Whose Misbehaving, You Or The Food


     In the war on excess weight changing our attitudes toward food and our resulting eating behaviors leads to success. If we learn to focus on eating healthy foods, appreciating each bite more, and consuming proper sized portions we will achieve a healthy weight. We need to discipline ourselves.

     Disciplining ourselves –  telling ourselves no when we need to and setting proper limits doesn’t sound very appealing though. So, instead of disciplining ourselves we try to “discipline” the food.

Gwyn Shamblin

     In her book “Weigh Down Diet”, Gwyn Shamblin says this is the reason diet’s don’t work. Instead of making ourselves behave, we try to make the food behave. We remove the sugar, half the fat, replace natural substances with chemicals and fillers. We then have a less satisfying lower calorie option that allows us to eat the same amount for fewer calories with less pleasure. Because it is less satisfying we are not likely to continue to use these foods once our “diet” is over. When we return to the foods we love, the weigh returns to us.

     In addition these “less satisfying” options often leave us unfulfilled and we have a hard time sticking to the plan. We are likely to eat more, add other things, or get frustrated and give up all together.

     Some of the ways that we try to “discipline” our food actually contribute to our weight gain or hamper our weight loss.  For instance, a Perdue University Study suggests that artificial sweeteners actually lead to weight gain. An article at Time.com puts it like this –

     “The new study, say the scientists, offers stronger evidence that how we eat may depend on automatic, conditioned responses to food that are beyond our control.”
     “What they mean is that like Pavlov’s dog, trained to salivate at the sound of a bell, animals are similarly trained to anticipate lots of calories when they taste something sweet — in nature, sweet foods are usually loaded with calories. When an animal eats a saccharin-flavored food with no calories, however — disrupting the sweetness and calorie link — the animal tends to eat more and gain more weight, the new study shows. The study was even able to document at the physiological level that animals given artificial sweeteners responded differently to their food than those eating high-calorie sweetened foods. The sugar-fed rats, for example, showed the expected uptick in core body temperature at mealtime, corresponding to their anticipation of a bolus of calories that they would need to start burning off — a sort of metabolic revving of the energy engines. The saccharin-fed animals, on the other hand, showed no such rise in temperature. “The animals that had the artificial sweetener appear to have a different anticipatory response,” says Susan Swithers, a professor of psychological sciences at Purdue University and a co-author of the study. “They don’t anticipate as many calories arriving.” The net result is a more sluggish metabolism that stores, rather than burns, incoming excess calories.”

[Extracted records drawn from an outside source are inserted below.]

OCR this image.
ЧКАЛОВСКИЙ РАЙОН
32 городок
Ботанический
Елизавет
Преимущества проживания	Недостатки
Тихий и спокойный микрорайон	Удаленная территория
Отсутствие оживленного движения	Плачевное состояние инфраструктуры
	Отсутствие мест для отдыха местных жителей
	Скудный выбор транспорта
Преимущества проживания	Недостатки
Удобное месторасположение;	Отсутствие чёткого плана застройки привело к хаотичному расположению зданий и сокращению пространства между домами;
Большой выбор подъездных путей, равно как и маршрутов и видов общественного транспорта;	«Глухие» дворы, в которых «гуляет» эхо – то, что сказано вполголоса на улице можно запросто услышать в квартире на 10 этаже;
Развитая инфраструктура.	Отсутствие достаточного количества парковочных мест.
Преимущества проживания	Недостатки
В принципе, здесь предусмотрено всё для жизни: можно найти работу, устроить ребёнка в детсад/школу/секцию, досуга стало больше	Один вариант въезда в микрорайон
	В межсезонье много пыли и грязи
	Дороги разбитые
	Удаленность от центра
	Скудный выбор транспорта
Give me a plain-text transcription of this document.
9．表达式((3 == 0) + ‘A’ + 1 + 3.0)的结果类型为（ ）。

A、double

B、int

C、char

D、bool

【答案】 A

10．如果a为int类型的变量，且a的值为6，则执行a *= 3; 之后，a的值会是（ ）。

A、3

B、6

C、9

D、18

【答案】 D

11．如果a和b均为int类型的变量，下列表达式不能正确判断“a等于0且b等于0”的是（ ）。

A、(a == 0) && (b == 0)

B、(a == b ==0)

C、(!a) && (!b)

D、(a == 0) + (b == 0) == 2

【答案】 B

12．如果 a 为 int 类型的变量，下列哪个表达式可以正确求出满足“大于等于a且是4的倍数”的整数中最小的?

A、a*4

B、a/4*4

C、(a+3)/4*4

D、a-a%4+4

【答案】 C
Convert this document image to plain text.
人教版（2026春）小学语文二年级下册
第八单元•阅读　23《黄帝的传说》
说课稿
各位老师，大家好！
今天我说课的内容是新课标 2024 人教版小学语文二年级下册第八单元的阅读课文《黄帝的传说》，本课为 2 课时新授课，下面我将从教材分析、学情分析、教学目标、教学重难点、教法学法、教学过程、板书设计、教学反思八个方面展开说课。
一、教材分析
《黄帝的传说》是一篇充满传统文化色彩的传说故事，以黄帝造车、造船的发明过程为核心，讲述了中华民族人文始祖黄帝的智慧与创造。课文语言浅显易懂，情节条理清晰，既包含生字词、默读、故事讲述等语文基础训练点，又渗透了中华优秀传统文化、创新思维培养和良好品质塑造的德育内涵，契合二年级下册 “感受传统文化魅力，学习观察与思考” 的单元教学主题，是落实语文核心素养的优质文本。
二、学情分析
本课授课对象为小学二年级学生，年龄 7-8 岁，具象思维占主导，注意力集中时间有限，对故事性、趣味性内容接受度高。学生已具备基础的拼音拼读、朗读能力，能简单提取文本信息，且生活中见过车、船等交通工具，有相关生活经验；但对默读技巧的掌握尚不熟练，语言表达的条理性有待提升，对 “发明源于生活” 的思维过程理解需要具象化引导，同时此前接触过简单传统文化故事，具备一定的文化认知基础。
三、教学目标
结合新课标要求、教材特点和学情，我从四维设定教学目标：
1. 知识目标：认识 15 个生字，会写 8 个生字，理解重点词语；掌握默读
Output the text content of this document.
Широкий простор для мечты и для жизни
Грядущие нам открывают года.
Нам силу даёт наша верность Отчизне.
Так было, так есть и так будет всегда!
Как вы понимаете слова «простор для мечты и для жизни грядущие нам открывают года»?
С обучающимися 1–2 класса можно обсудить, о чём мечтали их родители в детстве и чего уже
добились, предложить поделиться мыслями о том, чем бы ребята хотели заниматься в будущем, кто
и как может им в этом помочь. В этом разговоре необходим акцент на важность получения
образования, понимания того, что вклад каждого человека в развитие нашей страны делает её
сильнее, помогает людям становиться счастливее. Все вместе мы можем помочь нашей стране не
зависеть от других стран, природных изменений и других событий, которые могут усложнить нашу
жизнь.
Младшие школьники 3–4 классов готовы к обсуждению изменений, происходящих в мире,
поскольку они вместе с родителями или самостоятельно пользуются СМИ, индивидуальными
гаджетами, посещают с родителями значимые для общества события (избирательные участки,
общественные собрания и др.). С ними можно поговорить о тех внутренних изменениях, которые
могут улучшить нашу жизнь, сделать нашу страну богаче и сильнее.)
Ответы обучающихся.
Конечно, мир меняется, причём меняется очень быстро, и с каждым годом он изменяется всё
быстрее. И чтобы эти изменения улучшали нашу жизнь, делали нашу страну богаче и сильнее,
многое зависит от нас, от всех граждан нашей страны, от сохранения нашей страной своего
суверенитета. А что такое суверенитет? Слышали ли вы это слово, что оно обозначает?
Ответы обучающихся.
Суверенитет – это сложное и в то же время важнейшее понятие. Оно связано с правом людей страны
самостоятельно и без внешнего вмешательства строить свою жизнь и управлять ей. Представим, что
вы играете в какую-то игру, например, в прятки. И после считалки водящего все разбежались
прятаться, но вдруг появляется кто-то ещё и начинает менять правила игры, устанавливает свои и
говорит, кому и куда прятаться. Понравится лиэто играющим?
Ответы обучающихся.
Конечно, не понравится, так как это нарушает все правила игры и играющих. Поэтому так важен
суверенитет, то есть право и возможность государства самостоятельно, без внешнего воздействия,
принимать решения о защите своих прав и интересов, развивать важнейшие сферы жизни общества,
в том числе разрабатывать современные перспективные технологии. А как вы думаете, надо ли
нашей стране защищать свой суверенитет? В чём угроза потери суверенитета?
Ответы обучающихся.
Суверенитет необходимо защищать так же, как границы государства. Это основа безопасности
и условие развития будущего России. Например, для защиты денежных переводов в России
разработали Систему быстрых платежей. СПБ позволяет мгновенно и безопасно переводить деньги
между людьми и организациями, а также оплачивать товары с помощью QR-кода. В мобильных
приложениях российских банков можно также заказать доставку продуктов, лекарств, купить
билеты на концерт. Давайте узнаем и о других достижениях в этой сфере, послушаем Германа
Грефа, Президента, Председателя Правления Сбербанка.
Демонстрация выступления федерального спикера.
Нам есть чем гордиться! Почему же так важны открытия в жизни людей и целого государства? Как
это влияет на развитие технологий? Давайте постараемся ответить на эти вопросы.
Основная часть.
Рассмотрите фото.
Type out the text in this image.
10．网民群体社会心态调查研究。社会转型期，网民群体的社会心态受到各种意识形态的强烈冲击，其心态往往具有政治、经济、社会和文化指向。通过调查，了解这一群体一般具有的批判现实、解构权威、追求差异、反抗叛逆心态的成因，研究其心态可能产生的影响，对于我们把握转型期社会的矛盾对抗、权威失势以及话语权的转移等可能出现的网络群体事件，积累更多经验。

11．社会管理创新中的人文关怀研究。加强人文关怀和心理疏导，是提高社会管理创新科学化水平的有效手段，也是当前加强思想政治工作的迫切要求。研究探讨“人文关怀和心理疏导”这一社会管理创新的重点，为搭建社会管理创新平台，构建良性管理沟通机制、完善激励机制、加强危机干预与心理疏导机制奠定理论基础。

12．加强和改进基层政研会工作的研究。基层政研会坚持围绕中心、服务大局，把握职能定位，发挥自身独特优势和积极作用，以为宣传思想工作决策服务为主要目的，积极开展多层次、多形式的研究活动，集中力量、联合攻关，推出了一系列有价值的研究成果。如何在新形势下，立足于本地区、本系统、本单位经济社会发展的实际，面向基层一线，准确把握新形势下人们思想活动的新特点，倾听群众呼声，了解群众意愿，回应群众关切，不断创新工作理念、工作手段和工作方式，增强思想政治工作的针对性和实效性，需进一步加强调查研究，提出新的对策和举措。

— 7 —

     Last week in our Facebook Slimdown With Sandee Support Group, my friend Joyce brought up the topic of artificial sweeteners and many of our ladies who have already seen weight loss success seconded these sentiments. Keep the sugar, the real butter, the full-fat mayonnaise. Account for them in your plan and keep the portions appropriate. A pat of butter isn’t a bad thing. A little mayo on my sandwich at lunch won’t wreck my calorie count or my fat intake.

     I’m not a purist in my approach. I admit to needing to discipline myself in a way most “dieters” would think backward. I am an artificial sweetener addict working  to overcome. As for full fat vs. low-fat or fat-free, it depends on how the product tastes to me. If I can take in fewer calories and fat grams and receive just as much pleasure, far be it for me to waste a calorie. However, if I feel deprived eating the “light” version, its full fat for me – in a small quantity.   

     I encourage you to enjoy real foods. God created your body and he created natural foods as fuel for it. Your body is smart. It’s looking for the real thing. Use the fuel the “manufacturer” intended and give thanks for each bite. Enjoy slowly. Eat only enough to be full. That sounds like behaving to me.